Hedge parsley – Photo from Pittsburg State University, Pittsburg, KS
These roadside plants rarely make anyone’s list of favorite wildflowers; we see them from our car windows as a blur. But as these close-up photos show, they have a delicacy of construction that rewards examination. Umbels within umbels, twining and wiry stems, curiously wrought flowers that often nest among brambles.
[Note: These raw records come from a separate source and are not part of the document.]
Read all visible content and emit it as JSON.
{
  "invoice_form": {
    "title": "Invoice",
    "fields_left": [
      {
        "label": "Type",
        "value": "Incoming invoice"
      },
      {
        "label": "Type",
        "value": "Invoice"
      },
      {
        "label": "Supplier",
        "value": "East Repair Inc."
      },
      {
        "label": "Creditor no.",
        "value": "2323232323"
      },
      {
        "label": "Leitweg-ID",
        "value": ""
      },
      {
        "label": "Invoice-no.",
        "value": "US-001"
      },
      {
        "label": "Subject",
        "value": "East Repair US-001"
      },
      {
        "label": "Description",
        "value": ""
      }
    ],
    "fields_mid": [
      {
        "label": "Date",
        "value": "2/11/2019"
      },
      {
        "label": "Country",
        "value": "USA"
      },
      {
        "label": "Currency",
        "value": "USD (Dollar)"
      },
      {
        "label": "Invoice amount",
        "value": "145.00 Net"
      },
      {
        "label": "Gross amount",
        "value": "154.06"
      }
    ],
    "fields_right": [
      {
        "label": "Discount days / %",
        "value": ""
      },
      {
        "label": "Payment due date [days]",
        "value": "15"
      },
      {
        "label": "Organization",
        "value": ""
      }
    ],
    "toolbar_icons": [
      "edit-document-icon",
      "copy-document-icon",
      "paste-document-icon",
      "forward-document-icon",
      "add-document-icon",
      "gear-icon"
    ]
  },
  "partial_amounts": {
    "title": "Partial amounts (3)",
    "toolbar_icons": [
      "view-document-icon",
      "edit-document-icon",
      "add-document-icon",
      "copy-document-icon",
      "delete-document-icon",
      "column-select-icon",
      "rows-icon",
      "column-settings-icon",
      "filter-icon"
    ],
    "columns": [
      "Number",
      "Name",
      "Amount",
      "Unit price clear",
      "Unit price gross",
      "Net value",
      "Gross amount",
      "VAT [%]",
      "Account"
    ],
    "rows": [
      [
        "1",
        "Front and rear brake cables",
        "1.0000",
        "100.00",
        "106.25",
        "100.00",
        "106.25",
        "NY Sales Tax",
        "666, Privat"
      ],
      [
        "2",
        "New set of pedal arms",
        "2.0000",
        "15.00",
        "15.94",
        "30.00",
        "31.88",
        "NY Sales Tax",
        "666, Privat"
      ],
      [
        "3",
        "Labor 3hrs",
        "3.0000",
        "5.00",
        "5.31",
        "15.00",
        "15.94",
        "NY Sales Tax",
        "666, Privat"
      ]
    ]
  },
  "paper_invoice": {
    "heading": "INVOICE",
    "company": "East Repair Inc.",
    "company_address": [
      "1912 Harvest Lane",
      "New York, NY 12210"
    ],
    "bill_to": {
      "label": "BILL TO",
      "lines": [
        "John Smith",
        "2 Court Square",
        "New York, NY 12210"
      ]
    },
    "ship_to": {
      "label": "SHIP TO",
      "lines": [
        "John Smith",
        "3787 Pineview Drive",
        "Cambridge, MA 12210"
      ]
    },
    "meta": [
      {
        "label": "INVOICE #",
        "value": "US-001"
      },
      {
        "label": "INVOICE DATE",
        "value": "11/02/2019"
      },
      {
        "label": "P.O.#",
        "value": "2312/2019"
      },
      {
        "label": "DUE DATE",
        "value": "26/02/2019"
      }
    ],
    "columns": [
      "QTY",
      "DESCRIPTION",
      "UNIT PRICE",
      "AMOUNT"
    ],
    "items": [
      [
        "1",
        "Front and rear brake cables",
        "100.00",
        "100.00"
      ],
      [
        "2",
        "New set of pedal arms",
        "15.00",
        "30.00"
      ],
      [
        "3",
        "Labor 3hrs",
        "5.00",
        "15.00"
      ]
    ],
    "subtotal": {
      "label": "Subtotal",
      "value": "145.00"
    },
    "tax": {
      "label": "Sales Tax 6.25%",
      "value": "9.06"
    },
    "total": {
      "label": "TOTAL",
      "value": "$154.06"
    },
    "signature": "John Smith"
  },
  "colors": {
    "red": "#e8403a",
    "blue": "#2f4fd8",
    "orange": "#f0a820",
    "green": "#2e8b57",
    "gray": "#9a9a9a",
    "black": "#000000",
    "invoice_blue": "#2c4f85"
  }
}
White snakeroot in extreme closeup.
What to say about these plants besides the obvious? That there is beauty in the common, beauty that repays attention, and that you have to get out of your car and stomp into the weeds in order to find it. On my wall hangs a watercolor with the marvelous verse from Gerard Manley Hopkins’ “Inversnaid”:
What would the world be, once bereft
Of wet and of wildness? Let them be left,
O let them be left, wildness and wet;
Long live the weeds and the wilderness yet.
Queen Anne’s Lace
“Her body is not so white as
anemony petals nor so smooth—nor
so remote a thing. It is a field
of the wild carrot taking
the field by force; the grass
does not raise above it.
Here is no question of whiteness,
white as can be, with a purple mole
at the center of each flower.
Each flower is a hand’s span
of her whiteness. Wherever
his hand has lain there is
a tiny purple blemish. Each part
is a blossom under his touch
to which the fibres of her being
stem one by one, each to its end,
until the whole field is a
white desire, empty, a single stem,
a cluster, flower by flower,
a pious wish to whiteness gone over—
or nothing.”
William Carlos Williams
One of my very favorites. Thank you for reminding me. I grew up in the southern woods with Queen Anne’s Lace all around.
Thanks for reminding me of that poem! It had been years since I read it. That is a terrific piece of writing.